Materials and Methods: Peripheral blood mononuclear cells (PBMC) were isolated from HSP(n=16) and NSP(n=13). PBMC were cultured overnight and stimulated with PMA/ionomycin/Brefeldein for 6 hrs. Intracellular cytokine (IFNg, IL4, IL6, IL17, TNF) expression in CD4, CD8 and CD19 cells was analyzed by Flow Cytometry. One way multiple leukocyte reactions (MLR) were performed to measure antigen-specific stimulation. Recipients PBMC were primed with irradiated donor antigen-presenting cells (APC) carrying unacceptable HLA antigens (U-dAPC) or a matched donor APC (M-dAPC) for 6 days. In some cases, PMA was added for last 6 hours of culture.
Results and Discussion: Non-specific stimulation with PMA significantly increased (IFNg+, IL4+, IL6+, IL17+ TNF+) expressing CD4 cells and (IFNg+, IL4+) expressing CD19 cells in HSP. These results indicate a higher degree of T-cell and B-cell mediated immune activity in HSP. In HSP, CD19+CD27+ memory B-cells were increased but memory Breg (CD19+CD27+IL-10+) subset was decreased indicating impaired activation of memory Breg. Antigen-specific MLR with U-dAPC induced higher percentage of CD4+IL6 and CD4+IL17 cells in HSP only. CD4+IL17+ cells in HSP remain significantly higher with PMA. These results indicate that IL6 and IL17 may have a role in B-cell activation in HSP.

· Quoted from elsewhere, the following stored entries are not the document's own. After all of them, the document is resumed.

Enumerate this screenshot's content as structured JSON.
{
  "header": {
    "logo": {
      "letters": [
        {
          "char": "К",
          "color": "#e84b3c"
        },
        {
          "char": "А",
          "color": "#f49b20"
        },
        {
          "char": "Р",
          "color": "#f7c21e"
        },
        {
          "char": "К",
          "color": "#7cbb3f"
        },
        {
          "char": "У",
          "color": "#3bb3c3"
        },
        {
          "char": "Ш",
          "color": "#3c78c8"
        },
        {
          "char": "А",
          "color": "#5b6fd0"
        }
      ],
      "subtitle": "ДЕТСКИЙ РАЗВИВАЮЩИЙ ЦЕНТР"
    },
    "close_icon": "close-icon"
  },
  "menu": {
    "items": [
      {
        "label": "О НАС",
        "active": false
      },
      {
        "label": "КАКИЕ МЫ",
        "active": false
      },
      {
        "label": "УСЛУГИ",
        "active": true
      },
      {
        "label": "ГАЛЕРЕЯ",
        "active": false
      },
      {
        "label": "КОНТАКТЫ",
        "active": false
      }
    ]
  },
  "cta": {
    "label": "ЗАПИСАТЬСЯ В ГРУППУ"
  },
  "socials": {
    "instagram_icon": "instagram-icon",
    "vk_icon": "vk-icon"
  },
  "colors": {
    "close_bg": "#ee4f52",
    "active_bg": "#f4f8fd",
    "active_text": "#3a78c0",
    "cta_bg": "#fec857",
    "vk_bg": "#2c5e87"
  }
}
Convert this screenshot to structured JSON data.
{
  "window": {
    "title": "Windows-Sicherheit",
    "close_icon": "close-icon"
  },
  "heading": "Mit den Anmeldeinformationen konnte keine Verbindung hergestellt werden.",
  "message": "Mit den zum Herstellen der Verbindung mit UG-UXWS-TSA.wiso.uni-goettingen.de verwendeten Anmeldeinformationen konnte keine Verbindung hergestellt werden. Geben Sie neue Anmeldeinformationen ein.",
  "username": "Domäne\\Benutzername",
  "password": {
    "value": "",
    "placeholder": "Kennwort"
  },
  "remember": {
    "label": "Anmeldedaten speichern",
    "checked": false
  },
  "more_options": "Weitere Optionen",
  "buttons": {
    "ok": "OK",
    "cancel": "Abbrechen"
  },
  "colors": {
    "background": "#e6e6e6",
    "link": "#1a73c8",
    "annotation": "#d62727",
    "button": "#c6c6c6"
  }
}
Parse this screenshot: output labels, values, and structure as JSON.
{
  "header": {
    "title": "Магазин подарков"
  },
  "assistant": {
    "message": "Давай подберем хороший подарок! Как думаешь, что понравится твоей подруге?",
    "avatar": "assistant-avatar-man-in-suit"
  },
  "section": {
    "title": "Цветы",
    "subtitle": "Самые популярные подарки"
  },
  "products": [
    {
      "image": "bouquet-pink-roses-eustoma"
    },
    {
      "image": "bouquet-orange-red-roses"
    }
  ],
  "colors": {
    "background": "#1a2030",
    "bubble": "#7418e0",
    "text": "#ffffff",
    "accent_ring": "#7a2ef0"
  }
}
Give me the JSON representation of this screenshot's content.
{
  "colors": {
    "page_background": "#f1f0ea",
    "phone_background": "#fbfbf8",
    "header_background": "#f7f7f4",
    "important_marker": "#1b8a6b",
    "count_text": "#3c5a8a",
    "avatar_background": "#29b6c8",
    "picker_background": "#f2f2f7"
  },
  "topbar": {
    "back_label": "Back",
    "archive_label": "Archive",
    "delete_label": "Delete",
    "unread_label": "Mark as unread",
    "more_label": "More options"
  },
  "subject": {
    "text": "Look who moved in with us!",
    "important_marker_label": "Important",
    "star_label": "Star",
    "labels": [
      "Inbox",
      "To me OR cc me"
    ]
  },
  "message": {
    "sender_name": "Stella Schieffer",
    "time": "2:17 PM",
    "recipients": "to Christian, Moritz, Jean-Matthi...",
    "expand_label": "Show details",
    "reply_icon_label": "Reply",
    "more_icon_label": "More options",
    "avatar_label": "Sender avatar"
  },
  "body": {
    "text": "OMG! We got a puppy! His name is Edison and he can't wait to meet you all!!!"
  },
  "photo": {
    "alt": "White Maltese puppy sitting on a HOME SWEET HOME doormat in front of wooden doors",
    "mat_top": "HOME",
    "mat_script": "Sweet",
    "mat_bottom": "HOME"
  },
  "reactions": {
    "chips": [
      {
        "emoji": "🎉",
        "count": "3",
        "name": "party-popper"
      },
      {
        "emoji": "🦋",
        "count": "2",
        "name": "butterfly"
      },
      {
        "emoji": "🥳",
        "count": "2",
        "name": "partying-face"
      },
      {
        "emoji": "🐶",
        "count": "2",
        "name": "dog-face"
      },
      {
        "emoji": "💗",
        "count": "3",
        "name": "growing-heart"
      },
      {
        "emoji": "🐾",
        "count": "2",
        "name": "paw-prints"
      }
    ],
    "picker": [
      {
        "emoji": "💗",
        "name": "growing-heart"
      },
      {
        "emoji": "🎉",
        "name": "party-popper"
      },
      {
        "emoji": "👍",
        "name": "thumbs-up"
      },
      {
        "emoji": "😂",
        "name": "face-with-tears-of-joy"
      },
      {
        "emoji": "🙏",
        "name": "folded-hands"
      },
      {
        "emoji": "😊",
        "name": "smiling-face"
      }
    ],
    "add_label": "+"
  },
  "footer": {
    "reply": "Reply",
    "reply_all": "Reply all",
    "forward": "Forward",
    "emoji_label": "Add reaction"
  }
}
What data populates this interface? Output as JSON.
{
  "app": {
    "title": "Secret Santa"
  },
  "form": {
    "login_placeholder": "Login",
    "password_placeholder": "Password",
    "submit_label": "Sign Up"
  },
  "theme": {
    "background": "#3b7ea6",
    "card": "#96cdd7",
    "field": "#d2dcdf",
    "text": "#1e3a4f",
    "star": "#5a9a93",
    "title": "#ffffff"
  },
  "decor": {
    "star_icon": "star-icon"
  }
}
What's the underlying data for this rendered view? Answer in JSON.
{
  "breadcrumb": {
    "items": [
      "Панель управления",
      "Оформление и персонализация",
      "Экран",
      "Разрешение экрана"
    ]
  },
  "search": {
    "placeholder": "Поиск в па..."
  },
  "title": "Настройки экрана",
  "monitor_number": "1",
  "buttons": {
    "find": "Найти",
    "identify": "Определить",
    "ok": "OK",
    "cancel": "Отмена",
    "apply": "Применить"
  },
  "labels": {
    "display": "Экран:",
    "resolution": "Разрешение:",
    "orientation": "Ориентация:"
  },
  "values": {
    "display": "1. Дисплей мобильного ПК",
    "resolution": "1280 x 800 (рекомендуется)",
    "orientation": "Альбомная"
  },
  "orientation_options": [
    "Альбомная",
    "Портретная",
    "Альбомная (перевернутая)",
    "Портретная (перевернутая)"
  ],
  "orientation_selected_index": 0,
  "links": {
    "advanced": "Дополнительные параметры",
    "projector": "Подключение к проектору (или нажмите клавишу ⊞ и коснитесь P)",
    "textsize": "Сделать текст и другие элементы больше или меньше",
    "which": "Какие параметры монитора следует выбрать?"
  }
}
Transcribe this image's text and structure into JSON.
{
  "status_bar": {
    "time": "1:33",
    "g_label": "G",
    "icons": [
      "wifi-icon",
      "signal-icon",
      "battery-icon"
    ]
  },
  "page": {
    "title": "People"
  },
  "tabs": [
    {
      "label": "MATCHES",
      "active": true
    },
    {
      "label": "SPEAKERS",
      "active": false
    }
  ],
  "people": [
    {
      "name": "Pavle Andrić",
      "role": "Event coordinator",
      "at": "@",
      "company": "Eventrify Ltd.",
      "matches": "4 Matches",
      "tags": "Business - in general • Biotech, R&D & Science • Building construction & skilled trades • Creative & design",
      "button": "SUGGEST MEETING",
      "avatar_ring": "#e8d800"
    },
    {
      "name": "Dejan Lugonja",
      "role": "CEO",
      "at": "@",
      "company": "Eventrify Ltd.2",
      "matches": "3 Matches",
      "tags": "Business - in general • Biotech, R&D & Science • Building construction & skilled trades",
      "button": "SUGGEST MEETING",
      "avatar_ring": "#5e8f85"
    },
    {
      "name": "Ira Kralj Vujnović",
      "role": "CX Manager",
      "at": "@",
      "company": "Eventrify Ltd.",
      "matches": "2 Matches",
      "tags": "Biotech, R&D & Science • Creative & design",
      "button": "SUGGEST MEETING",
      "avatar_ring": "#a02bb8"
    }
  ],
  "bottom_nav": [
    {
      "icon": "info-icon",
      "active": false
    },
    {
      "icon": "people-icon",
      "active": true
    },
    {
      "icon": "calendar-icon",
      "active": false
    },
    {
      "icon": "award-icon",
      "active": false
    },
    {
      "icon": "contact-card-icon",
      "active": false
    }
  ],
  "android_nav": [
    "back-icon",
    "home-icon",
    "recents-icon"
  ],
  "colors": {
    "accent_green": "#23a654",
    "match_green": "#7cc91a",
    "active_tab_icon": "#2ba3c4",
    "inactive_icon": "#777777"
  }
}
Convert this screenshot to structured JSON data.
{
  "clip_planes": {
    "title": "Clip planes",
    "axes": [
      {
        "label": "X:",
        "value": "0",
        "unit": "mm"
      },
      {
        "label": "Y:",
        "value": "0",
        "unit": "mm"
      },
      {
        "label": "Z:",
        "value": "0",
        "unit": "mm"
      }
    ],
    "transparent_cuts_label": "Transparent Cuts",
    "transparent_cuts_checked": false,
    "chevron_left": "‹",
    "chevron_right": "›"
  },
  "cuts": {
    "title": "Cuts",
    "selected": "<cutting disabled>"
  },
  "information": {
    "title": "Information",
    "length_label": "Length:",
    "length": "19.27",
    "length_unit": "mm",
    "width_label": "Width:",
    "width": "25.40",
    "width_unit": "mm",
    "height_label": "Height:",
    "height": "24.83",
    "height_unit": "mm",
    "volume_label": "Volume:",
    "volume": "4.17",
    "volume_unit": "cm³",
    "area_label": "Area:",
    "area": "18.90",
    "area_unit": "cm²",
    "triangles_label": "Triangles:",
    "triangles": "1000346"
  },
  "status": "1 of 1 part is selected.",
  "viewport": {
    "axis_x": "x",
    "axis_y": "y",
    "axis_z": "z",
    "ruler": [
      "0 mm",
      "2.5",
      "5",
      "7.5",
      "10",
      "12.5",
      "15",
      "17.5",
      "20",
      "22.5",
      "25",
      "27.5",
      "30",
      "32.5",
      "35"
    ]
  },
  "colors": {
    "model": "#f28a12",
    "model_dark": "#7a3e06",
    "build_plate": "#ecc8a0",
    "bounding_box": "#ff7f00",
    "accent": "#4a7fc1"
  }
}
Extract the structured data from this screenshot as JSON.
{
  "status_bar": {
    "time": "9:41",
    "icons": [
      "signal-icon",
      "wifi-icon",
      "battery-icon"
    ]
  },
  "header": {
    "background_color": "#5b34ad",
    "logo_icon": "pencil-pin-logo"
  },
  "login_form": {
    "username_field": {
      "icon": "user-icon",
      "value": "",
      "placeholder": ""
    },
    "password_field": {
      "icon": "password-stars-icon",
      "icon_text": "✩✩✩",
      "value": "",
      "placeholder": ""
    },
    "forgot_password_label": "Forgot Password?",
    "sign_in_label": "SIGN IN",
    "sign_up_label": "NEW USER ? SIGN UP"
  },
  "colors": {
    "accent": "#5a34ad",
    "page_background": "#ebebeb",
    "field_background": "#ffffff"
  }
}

Unmatched donor significantly increased CD4+IL4 and CD4+IL6 cells without PMA and, induced CD4+IL17 cells with PMA in HSP only suggesting that IL4, IL6 and IL17 may mediate antigen-specific immune response in HSP. Conclusions: Results suggest that HSP may have potent Th1, Th2 and Th17 mediated immune response as compared to NSP. Th1, Th2 and Th17 are known to play role in graft rejection and IL6/TGFb signaling promotes Th17 differentiation. Therefore, IL4, IL6 and IL17 may be playing crucial role in ABMR and graft loss in HSP. The blockage of IL6 and IL17 signaling pathways could be an attractive approach to reduce the risk of post-transplantation rejection for HSP.